Viajando sem sair do mesmo sítio a outras regiões do mundo, posso referir o ressurgimento da peste bubónica na República Democrática do Congo, que afeta principalmente crianças e já infetou 500 pessoas, aumentando ainda mais a miséria e pobreza infantil na região; mais de 100 mil crianças estão em risco de morrer de fome em Tigré (Norte da Etiópia), provocada – mais uma vez – pelo conflito armado a decorrer na zona; um terço das crianças do mundo – principalmente no Sul da Ásia – estão a ser intoxicadas com chumbo, o que afeta gravemente o seu desenvolvimento cerebral; 99% das crianças (essencialmente as que vivem em países em vias de desenvolvimento) são diretamente e gravemente massacradas pelas alterações climáticas; cerca de 160 milhões de crianças e jovens encontram-se sob o jugo do trabalho infantil e podemos continuar a enumerar várias violações atuais dos direitos das crianças, ao ponto de podermos escrever um livro de mil páginas. E a Covid-19 só veio, obviamente, agravar tudo isto ainda mais.

Na União Europeia, a situação é melhor, mas não assim tão melhor.

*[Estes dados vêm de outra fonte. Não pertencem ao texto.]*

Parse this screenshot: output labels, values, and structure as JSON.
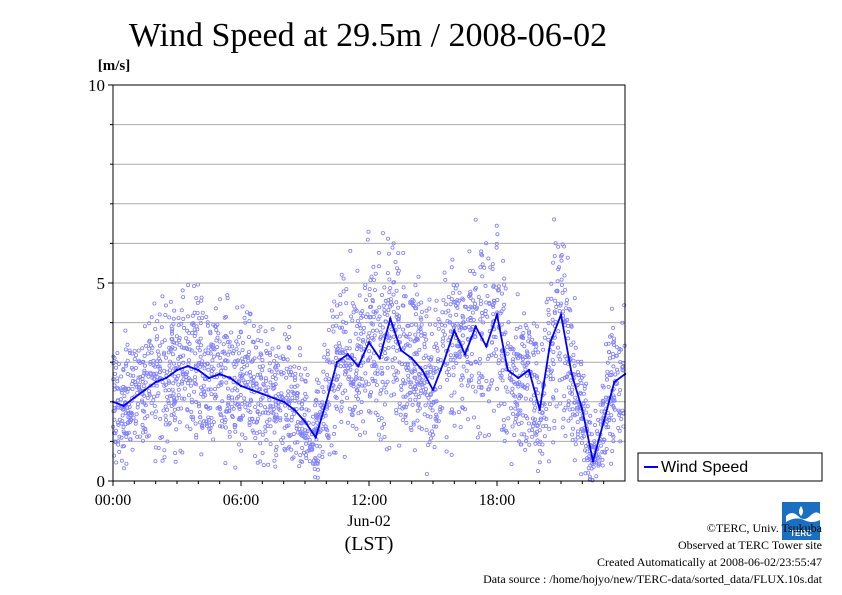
{
  "chart_data": {
    "type": "line",
    "title": "Wind Speed at 29.5m / 2008-06-02",
    "ylabel": "[m/s]",
    "xlabel": "(LST)",
    "date_label": "Jun-02",
    "ylim": [
      0,
      10
    ],
    "xlim_hours": [
      0,
      24
    ],
    "y_ticks": [
      {
        "value": 0,
        "label": "0"
      },
      {
        "value": 5,
        "label": "5"
      },
      {
        "value": 10,
        "label": "10"
      }
    ],
    "x_ticks": [
      {
        "value": 0,
        "label": "00:00"
      },
      {
        "value": 6,
        "label": "06:00"
      },
      {
        "value": 12,
        "label": "12:00"
      },
      {
        "value": 18,
        "label": "18:00"
      }
    ],
    "grid": true,
    "legend_position": "right",
    "series": [
      {
        "name": "Wind Speed",
        "color": "#0000ff",
        "scatter_color": "#8080ff",
        "x_hours": [
          0,
          0.5,
          1,
          1.5,
          2,
          2.5,
          3,
          3.5,
          4,
          4.5,
          5,
          5.5,
          6,
          6.5,
          7,
          7.5,
          8,
          8.5,
          9,
          9.5,
          10,
          10.5,
          11,
          11.5,
          12,
          12.5,
          13,
          13.5,
          14,
          14.5,
          15,
          15.5,
          16,
          16.5,
          17,
          17.5,
          18,
          18.5,
          19,
          19.5,
          20,
          20.5,
          21,
          21.5,
          22,
          22.5,
          23,
          23.5,
          24
        ],
        "values": [
          2.0,
          1.9,
          2.1,
          2.3,
          2.5,
          2.6,
          2.8,
          2.9,
          2.8,
          2.6,
          2.7,
          2.6,
          2.4,
          2.3,
          2.2,
          2.1,
          2.0,
          1.8,
          1.5,
          1.1,
          2.0,
          3.0,
          3.2,
          2.9,
          3.5,
          3.1,
          4.1,
          3.3,
          3.1,
          2.8,
          2.3,
          3.0,
          3.8,
          3.2,
          3.9,
          3.4,
          4.2,
          2.8,
          2.6,
          2.8,
          1.8,
          3.5,
          4.2,
          2.7,
          1.8,
          0.5,
          1.5,
          2.5,
          2.7
        ]
      }
    ]
  },
  "footer": {
    "copyright": "©TERC, Univ. Tsukuba",
    "observed": "Observed at TERC Tower site",
    "created": "Created Automatically at 2008-06-02/23:55:47",
    "source": "Data source : /home/hojyo/new/TERC-data/sorted_data/FLUX.10s.dat"
  },
  "logo": {
    "text": "TERC",
    "color": "#1a6fc0"
  }
}
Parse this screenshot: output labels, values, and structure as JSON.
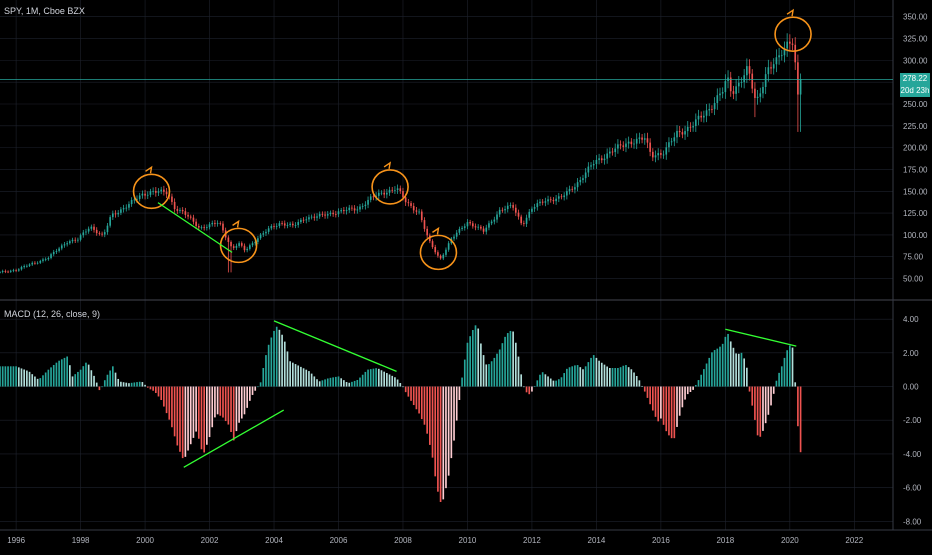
{
  "header": {
    "symbol_line": "SPY, 1M, Cboe BZX",
    "indicator_line": "MACD (12, 26, close, 9)"
  },
  "price_tags": {
    "price": "278.22",
    "countdown": "20d 23h",
    "price_value": 278.22,
    "color": "#26a69a"
  },
  "colors": {
    "up": "#26a69a",
    "down": "#ef5350",
    "hist_pos_strong": "#26a69a",
    "hist_pos_weak": "#b2dfdb",
    "hist_neg_strong": "#ef5350",
    "hist_neg_weak": "#ffcdd2",
    "annotation_circle": "#f7931a",
    "annotation_line": "#33ff33",
    "grid": "#1e222d",
    "axis_text": "#b2b5be"
  },
  "chart_data": [
    {
      "type": "candlestick",
      "symbol": "SPY",
      "interval": "1M",
      "exchange": "Cboe BZX",
      "ylim": [
        30,
        360
      ],
      "y_ticks": [
        "350.00",
        "325.00",
        "300.00",
        "275.00",
        "250.00",
        "225.00",
        "200.00",
        "175.00",
        "150.00",
        "125.00",
        "100.00",
        "75.00",
        "50.00"
      ],
      "x_ticks": [
        "1996",
        "1998",
        "2000",
        "2002",
        "2004",
        "2006",
        "2008",
        "2010",
        "2012",
        "2014",
        "2016",
        "2018",
        "2020",
        "2022"
      ],
      "xlim": [
        1995.5,
        2023.2
      ],
      "close_anchors": [
        [
          1995.5,
          57
        ],
        [
          1996.0,
          60
        ],
        [
          1997.0,
          74
        ],
        [
          1997.6,
          93
        ],
        [
          1997.9,
          94
        ],
        [
          1998.3,
          110
        ],
        [
          1998.7,
          98
        ],
        [
          1998.95,
          122
        ],
        [
          1999.5,
          135
        ],
        [
          1999.9,
          146
        ],
        [
          2000.2,
          150
        ],
        [
          2000.7,
          148
        ],
        [
          2000.9,
          132
        ],
        [
          2001.2,
          125
        ],
        [
          2001.7,
          108
        ],
        [
          2002.3,
          114
        ],
        [
          2002.7,
          84
        ],
        [
          2002.9,
          90
        ],
        [
          2003.1,
          82
        ],
        [
          2003.5,
          97
        ],
        [
          2003.9,
          108
        ],
        [
          2004.2,
          114
        ],
        [
          2004.6,
          110
        ],
        [
          2005.0,
          120
        ],
        [
          2005.5,
          122
        ],
        [
          2006.0,
          127
        ],
        [
          2006.6,
          130
        ],
        [
          2007.0,
          142
        ],
        [
          2007.5,
          150
        ],
        [
          2007.8,
          154
        ],
        [
          2008.1,
          137
        ],
        [
          2008.5,
          126
        ],
        [
          2008.8,
          93
        ],
        [
          2009.15,
          72
        ],
        [
          2009.5,
          95
        ],
        [
          2010.0,
          115
        ],
        [
          2010.5,
          104
        ],
        [
          2011.0,
          128
        ],
        [
          2011.4,
          133
        ],
        [
          2011.7,
          112
        ],
        [
          2012.0,
          130
        ],
        [
          2012.4,
          140
        ],
        [
          2012.9,
          142
        ],
        [
          2013.5,
          163
        ],
        [
          2013.95,
          184
        ],
        [
          2014.5,
          196
        ],
        [
          2014.95,
          206
        ],
        [
          2015.5,
          210
        ],
        [
          2015.7,
          192
        ],
        [
          2016.1,
          194
        ],
        [
          2016.5,
          217
        ],
        [
          2016.95,
          224
        ],
        [
          2017.5,
          245
        ],
        [
          2017.95,
          266
        ],
        [
          2018.05,
          280
        ],
        [
          2018.2,
          263
        ],
        [
          2018.7,
          290
        ],
        [
          2018.95,
          250
        ],
        [
          2019.3,
          290
        ],
        [
          2019.6,
          298
        ],
        [
          2019.95,
          322
        ],
        [
          2020.08,
          325
        ],
        [
          2020.17,
          296
        ],
        [
          2020.25,
          258
        ],
        [
          2020.33,
          278.22
        ]
      ],
      "annotations": [
        {
          "type": "circle",
          "label": "",
          "center": [
            2000.2,
            150
          ]
        },
        {
          "type": "circle",
          "label": "",
          "center": [
            2002.9,
            88
          ]
        },
        {
          "type": "circle",
          "label": "",
          "center": [
            2007.6,
            155
          ]
        },
        {
          "type": "circle",
          "label": "",
          "center": [
            2009.1,
            80
          ]
        },
        {
          "type": "circle",
          "label": "",
          "center": [
            2020.1,
            330
          ]
        },
        {
          "type": "trendline",
          "from": [
            2000.4,
            137
          ],
          "to": [
            2002.7,
            80
          ]
        }
      ]
    },
    {
      "type": "bar",
      "name": "MACD histogram",
      "ylim": [
        -8.4,
        4.9
      ],
      "y_ticks": [
        "4.00",
        "2.00",
        "0.00",
        "-2.00",
        "-4.00",
        "-6.00",
        "-8.00"
      ],
      "hist_anchors": [
        [
          1995.5,
          1.2
        ],
        [
          1996.0,
          1.2
        ],
        [
          1996.4,
          0.9
        ],
        [
          1996.7,
          0.4
        ],
        [
          1997.0,
          1.0
        ],
        [
          1997.3,
          1.5
        ],
        [
          1997.6,
          1.8
        ],
        [
          1997.75,
          0.6
        ],
        [
          1998.0,
          1.0
        ],
        [
          1998.2,
          1.5
        ],
        [
          1998.45,
          0.5
        ],
        [
          1998.6,
          -0.3
        ],
        [
          1998.8,
          0.6
        ],
        [
          1999.0,
          1.2
        ],
        [
          1999.2,
          0.3
        ],
        [
          1999.5,
          0.2
        ],
        [
          1999.9,
          0.3
        ],
        [
          2000.1,
          -0.1
        ],
        [
          2000.3,
          -0.3
        ],
        [
          2000.5,
          -0.8
        ],
        [
          2000.8,
          -2.2
        ],
        [
          2001.0,
          -3.5
        ],
        [
          2001.2,
          -4.4
        ],
        [
          2001.4,
          -3.5
        ],
        [
          2001.6,
          -2.6
        ],
        [
          2001.8,
          -4.1
        ],
        [
          2002.0,
          -3.0
        ],
        [
          2002.2,
          -1.6
        ],
        [
          2002.4,
          -1.8
        ],
        [
          2002.6,
          -2.3
        ],
        [
          2002.75,
          -3.2
        ],
        [
          2002.9,
          -2.2
        ],
        [
          2003.1,
          -1.6
        ],
        [
          2003.3,
          -0.6
        ],
        [
          2003.5,
          0.0
        ],
        [
          2003.6,
          0.3
        ],
        [
          2003.7,
          1.5
        ],
        [
          2003.85,
          2.6
        ],
        [
          2004.0,
          3.3
        ],
        [
          2004.1,
          3.6
        ],
        [
          2004.3,
          2.9
        ],
        [
          2004.5,
          1.5
        ],
        [
          2004.8,
          1.2
        ],
        [
          2005.1,
          0.9
        ],
        [
          2005.4,
          0.3
        ],
        [
          2005.7,
          0.5
        ],
        [
          2006.0,
          0.6
        ],
        [
          2006.3,
          0.2
        ],
        [
          2006.6,
          0.4
        ],
        [
          2006.9,
          1.0
        ],
        [
          2007.2,
          1.1
        ],
        [
          2007.5,
          0.8
        ],
        [
          2007.8,
          0.5
        ],
        [
          2008.0,
          0.0
        ],
        [
          2008.1,
          -0.4
        ],
        [
          2008.3,
          -1.0
        ],
        [
          2008.5,
          -1.6
        ],
        [
          2008.7,
          -2.4
        ],
        [
          2008.9,
          -4.0
        ],
        [
          2009.05,
          -6.0
        ],
        [
          2009.2,
          -7.1
        ],
        [
          2009.4,
          -5.5
        ],
        [
          2009.6,
          -3.0
        ],
        [
          2009.75,
          -0.8
        ],
        [
          2009.85,
          0.8
        ],
        [
          2010.0,
          2.6
        ],
        [
          2010.15,
          3.3
        ],
        [
          2010.3,
          3.8
        ],
        [
          2010.45,
          2.2
        ],
        [
          2010.6,
          1.2
        ],
        [
          2010.8,
          1.6
        ],
        [
          2011.0,
          2.2
        ],
        [
          2011.2,
          3.1
        ],
        [
          2011.4,
          3.4
        ],
        [
          2011.55,
          2.2
        ],
        [
          2011.7,
          0.3
        ],
        [
          2011.8,
          -0.3
        ],
        [
          2011.95,
          -0.5
        ],
        [
          2012.1,
          0.1
        ],
        [
          2012.3,
          0.9
        ],
        [
          2012.5,
          0.6
        ],
        [
          2012.7,
          0.3
        ],
        [
          2012.9,
          0.5
        ],
        [
          2013.1,
          1.1
        ],
        [
          2013.4,
          1.3
        ],
        [
          2013.6,
          1.0
        ],
        [
          2013.9,
          1.9
        ],
        [
          2014.1,
          1.5
        ],
        [
          2014.4,
          1.1
        ],
        [
          2014.7,
          1.1
        ],
        [
          2014.9,
          1.3
        ],
        [
          2015.1,
          1.0
        ],
        [
          2015.3,
          0.5
        ],
        [
          2015.5,
          -0.3
        ],
        [
          2015.7,
          -1.2
        ],
        [
          2015.9,
          -2.1
        ],
        [
          2016.0,
          -1.9
        ],
        [
          2016.2,
          -2.8
        ],
        [
          2016.4,
          -3.2
        ],
        [
          2016.6,
          -1.6
        ],
        [
          2016.8,
          -0.5
        ],
        [
          2017.0,
          -0.2
        ],
        [
          2017.2,
          0.5
        ],
        [
          2017.4,
          1.3
        ],
        [
          2017.6,
          2.1
        ],
        [
          2017.8,
          2.3
        ],
        [
          2017.95,
          2.6
        ],
        [
          2018.05,
          3.3
        ],
        [
          2018.2,
          2.5
        ],
        [
          2018.35,
          1.9
        ],
        [
          2018.5,
          2.0
        ],
        [
          2018.65,
          1.4
        ],
        [
          2018.75,
          -0.3
        ],
        [
          2018.9,
          -1.8
        ],
        [
          2019.0,
          -2.9
        ],
        [
          2019.1,
          -3.0
        ],
        [
          2019.3,
          -1.9
        ],
        [
          2019.45,
          -0.9
        ],
        [
          2019.6,
          0.5
        ],
        [
          2019.75,
          1.2
        ],
        [
          2019.9,
          2.1
        ],
        [
          2020.05,
          2.6
        ],
        [
          2020.12,
          2.0
        ],
        [
          2020.2,
          -1.0
        ],
        [
          2020.27,
          -2.9
        ],
        [
          2020.33,
          -3.9
        ]
      ],
      "annotations": [
        {
          "type": "trendline",
          "from": [
            2001.2,
            -4.8
          ],
          "to": [
            2004.3,
            -1.4
          ]
        },
        {
          "type": "trendline",
          "from": [
            2004.0,
            3.9
          ],
          "to": [
            2007.8,
            0.9
          ]
        },
        {
          "type": "trendline",
          "from": [
            2018.0,
            3.4
          ],
          "to": [
            2020.2,
            2.4
          ]
        }
      ]
    }
  ]
}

Segundo dados da própria UE, um quarto das crianças que aqui vive encontra-se em risco de pobreza e exclusão social – isto antes da pandemia e apesar de todos os esforços das instituições europeias. Em Portugal, a UNICEF avisava, em 2020, que cerca de 22% das crianças portuguesas se encontravam em situação de pobreza infantil e, consequentemente, com um parco acesso a educação, saúde e alimentação de qualidade.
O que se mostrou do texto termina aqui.